8. Engagement: the merchant’s site design is attractive; enjoyable shopping at
the site; feel that the site is inviting; feel comfortable shopping at the site.
9. Loyalty: seldom consider switching to another merchant; usually click on the
merchant’s site whenever needing to make a purchase; like to navigate the
site; one’s favorite merchant to do business with.
10. Inertia: unless becoming very dissatisfied, changing to a new merchant would
not be worth the bother; finding it difficult to stop shopping at the site; feeling
that the cost in time, money and effort to change merchants is high.
11. Trust: counting on the merchant to complete purchase transactions
successfully; trusting the site’s performance; feeling that the merchant is
reliable and honest.
Customers who are highly satisfied or delighted keep purchasing the same products
and brands, provide positive and encouraging word-of-mouth to others, and often
become “customers for life”. In contrast, those who are less satisfied or feel neutral
either switch to a competitor immediately, or wait until another marketer offers them a
somewhat lower price and then switch. Highly dissatisfied customers spread negative
and often exaggerated word-of-mouth.
A widely quoted study that linked levels of customer satisfaction with customer
behaviour identified several types of customers:
1. The Loyalists: completely satisfied customers who keep purchasing.
2. The Defectors: feel neutral or merely satisfied with the company and are likely
to switch to another company that offers them a lower price.
3. The Terrorists: are customers who have had negative experiences with the
company and spread negative word-of-mouth.
4. The Hostages: are unhappy customers who stay with the company because of
a monopolistic environment or low prices; they are difficult and costly to deal
with because of their frequent complaints.
5. The Mercenaries: are very satisfied customers who have no real loyalty to the
company and may defect because of a lower price elsewhere or on impulse,
defying the satisfaction-loyalty rationale.
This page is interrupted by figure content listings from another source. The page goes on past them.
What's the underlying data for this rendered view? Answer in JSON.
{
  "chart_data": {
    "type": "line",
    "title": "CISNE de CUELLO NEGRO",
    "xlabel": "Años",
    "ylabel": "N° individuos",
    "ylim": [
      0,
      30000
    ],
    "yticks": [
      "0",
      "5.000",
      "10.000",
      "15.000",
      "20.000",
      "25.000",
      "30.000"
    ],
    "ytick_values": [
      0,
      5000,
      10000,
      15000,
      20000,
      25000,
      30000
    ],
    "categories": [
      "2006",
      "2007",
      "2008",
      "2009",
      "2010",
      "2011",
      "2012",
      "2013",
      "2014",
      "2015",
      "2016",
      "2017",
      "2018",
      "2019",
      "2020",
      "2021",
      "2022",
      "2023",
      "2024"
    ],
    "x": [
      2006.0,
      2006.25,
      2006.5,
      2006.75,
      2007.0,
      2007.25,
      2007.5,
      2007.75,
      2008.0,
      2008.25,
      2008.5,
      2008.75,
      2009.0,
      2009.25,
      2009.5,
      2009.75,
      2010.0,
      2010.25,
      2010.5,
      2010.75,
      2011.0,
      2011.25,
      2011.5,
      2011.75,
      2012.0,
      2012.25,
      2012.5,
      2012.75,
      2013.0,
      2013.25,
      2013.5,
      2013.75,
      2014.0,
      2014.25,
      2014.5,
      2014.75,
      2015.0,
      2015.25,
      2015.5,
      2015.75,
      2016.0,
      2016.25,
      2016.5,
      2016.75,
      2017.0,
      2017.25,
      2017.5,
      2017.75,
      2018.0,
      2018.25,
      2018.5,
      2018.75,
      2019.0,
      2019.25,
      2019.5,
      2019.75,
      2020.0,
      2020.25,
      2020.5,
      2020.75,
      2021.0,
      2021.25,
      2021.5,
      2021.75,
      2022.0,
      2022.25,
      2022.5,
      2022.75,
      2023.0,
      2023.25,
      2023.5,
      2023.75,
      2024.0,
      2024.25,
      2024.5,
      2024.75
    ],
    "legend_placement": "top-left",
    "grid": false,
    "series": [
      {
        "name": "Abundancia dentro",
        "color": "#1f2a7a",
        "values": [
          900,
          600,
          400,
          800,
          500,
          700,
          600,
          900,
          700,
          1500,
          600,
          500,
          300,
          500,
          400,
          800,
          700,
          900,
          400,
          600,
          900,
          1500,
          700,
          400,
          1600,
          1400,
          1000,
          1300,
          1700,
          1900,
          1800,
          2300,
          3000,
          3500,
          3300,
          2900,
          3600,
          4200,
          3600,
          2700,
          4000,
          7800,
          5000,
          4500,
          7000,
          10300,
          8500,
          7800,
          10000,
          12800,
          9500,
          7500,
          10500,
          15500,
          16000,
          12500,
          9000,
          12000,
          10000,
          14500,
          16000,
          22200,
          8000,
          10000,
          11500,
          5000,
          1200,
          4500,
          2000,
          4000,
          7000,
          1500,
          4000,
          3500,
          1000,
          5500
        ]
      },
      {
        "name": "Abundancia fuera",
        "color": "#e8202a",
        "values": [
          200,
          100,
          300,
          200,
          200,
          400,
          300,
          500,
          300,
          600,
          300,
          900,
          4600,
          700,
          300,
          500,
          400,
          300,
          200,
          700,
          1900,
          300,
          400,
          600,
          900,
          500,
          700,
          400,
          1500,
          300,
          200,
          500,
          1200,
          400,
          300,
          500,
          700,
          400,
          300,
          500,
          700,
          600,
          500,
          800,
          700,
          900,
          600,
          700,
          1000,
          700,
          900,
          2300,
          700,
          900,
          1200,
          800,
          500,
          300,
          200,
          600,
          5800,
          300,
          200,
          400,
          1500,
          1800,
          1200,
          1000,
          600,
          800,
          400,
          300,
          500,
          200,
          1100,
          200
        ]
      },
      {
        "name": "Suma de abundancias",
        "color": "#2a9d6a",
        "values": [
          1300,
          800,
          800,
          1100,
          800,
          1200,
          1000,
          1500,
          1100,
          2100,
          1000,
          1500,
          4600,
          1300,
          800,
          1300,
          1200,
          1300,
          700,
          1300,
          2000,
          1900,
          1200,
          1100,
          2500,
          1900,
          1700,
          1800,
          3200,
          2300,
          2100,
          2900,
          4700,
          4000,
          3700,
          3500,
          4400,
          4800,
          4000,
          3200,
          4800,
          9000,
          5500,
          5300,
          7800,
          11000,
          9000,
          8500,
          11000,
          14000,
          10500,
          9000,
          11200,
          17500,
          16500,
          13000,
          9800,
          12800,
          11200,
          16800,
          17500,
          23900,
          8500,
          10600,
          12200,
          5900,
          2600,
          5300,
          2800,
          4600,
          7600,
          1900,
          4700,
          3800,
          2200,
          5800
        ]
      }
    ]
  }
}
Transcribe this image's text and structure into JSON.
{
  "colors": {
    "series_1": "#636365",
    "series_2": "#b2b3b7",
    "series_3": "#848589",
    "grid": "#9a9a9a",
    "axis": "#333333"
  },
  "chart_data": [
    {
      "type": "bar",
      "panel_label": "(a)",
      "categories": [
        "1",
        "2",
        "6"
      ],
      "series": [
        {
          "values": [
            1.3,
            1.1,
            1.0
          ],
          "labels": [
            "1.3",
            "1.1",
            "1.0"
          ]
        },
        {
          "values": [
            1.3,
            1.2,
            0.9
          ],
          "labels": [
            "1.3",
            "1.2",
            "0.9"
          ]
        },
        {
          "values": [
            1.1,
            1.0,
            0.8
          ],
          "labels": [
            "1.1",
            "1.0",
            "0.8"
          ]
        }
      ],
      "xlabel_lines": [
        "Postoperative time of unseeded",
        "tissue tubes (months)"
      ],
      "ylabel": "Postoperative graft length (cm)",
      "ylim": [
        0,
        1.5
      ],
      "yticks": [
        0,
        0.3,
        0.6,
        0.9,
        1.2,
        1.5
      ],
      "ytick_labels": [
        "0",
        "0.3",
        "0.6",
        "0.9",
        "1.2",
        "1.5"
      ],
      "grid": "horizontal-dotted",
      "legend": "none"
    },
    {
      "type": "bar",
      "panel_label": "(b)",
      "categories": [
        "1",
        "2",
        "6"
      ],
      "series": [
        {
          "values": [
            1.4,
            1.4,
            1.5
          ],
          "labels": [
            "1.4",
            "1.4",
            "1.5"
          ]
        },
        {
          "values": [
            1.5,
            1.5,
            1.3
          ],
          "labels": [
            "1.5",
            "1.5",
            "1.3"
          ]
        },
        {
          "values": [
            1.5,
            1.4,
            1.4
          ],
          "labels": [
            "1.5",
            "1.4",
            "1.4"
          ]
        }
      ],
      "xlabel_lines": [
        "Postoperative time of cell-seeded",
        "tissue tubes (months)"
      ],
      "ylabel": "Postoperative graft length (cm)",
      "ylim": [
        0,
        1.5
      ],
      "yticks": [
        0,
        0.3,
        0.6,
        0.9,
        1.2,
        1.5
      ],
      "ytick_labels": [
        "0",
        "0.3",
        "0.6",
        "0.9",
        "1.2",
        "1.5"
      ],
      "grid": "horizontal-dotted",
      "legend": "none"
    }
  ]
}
Classifying customers according to profitability involves tracking the revenues
obtained from individual customers and then categorizing them into tiers. The
customer pyramid, customers are grouped into four tiers:
1. The Platinum Tier: includes heavy users who are not price-sensitive and are
willing to try new offerings.
2. The Gold Tier: consists of customers who are heavy users but not as
profitable because they are more price-sensitive than those in the higher tier,
ask for more discounts, and are likely to buy from several providers.